Pandemi Paling Berdampak pada Siswa Perdesaan dan Disabilitas
Hasil studi menunjukkan dampak pandemi Covid-19 pada siswa kelompok paling rentan di Indonesia. Siswa yang tinggal di daerah terpencil dan disabilitas cenderung paling berdampak.
Oleh
ZULIAN FATHA NURIZAL
·4 menit baca
JAKARTA, KOMPAS — Pengaruh pandemi Covid-19 dalam pendidikan lebih berdampak pada siswa kelompok rentan yang mengalami kesenjangan belajar akibat hilangnya pembelajaran atau learning loss. Kelompok rentan itu merupakan siswa di perdesaan dan siswa disabilitas.

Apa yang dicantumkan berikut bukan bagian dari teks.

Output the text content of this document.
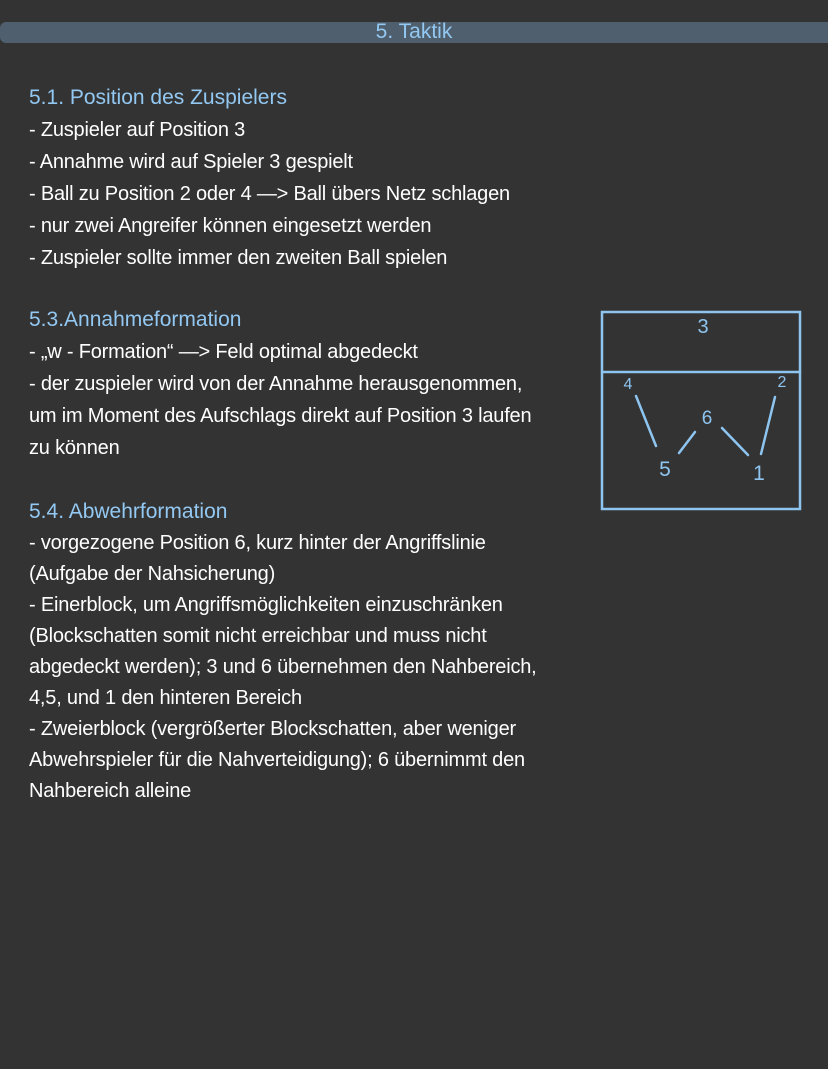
5. Taktik
5.1. Position des Zuspielers
- Zuspieler auf Position 3
- Annahme wird auf Spieler 3 gespielt
- Ball zu Position 2 oder 4 —> Ball übers Netz schlagen
- nur zwei Angreifer können eingesetzt werden
- Zuspieler sollte immer den zweiten Ball spielen
5.3.Annahmeformation
- „w - Formation“ —> Feld optimal abgedeckt
- der zuspieler wird von der Annahme herausgenommen,
um im Moment des Aufschlags direkt auf Position 3 laufen
zu können
5.4. Abwehrformation
- vorgezogene Position 6, kurz hinter der Angriffslinie
(Aufgabe der Nahsicherung)
- Einerblock, um Angriffsmöglichkeiten einzuschränken
(Blockschatten somit nicht erreichbar und muss nicht
abgedeckt werden); 3 und 6 übernehmen den Nahbereich,
4,5, und 1 den hinteren Bereich
- Zweierblock (vergrößerter Blockschatten, aber weniger
Abwehrspieler für die Nahverteidigung); 6 übernimmt den
Nahbereich alleine
3
4	2
6
5	1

Berdasarkan studi yang dibuat oleh Badan Standar Kurikulum dan Asesmen Pendidikan (BSKAP), Kementerian Pendidikan Kebudayaan Riset dan Teknologi berkolaborasi dengan program Inovasi untuk Anak Sekolah Indonesia (INOVASI), masih banyak siswa Indonesia yang belum menguasai keterampilan dasar literasi dan numerasi. Siswa yang belum menguasai kemampuan dasar di jenjang tertentu akan semakin tertinggal di jenjang berikutnya.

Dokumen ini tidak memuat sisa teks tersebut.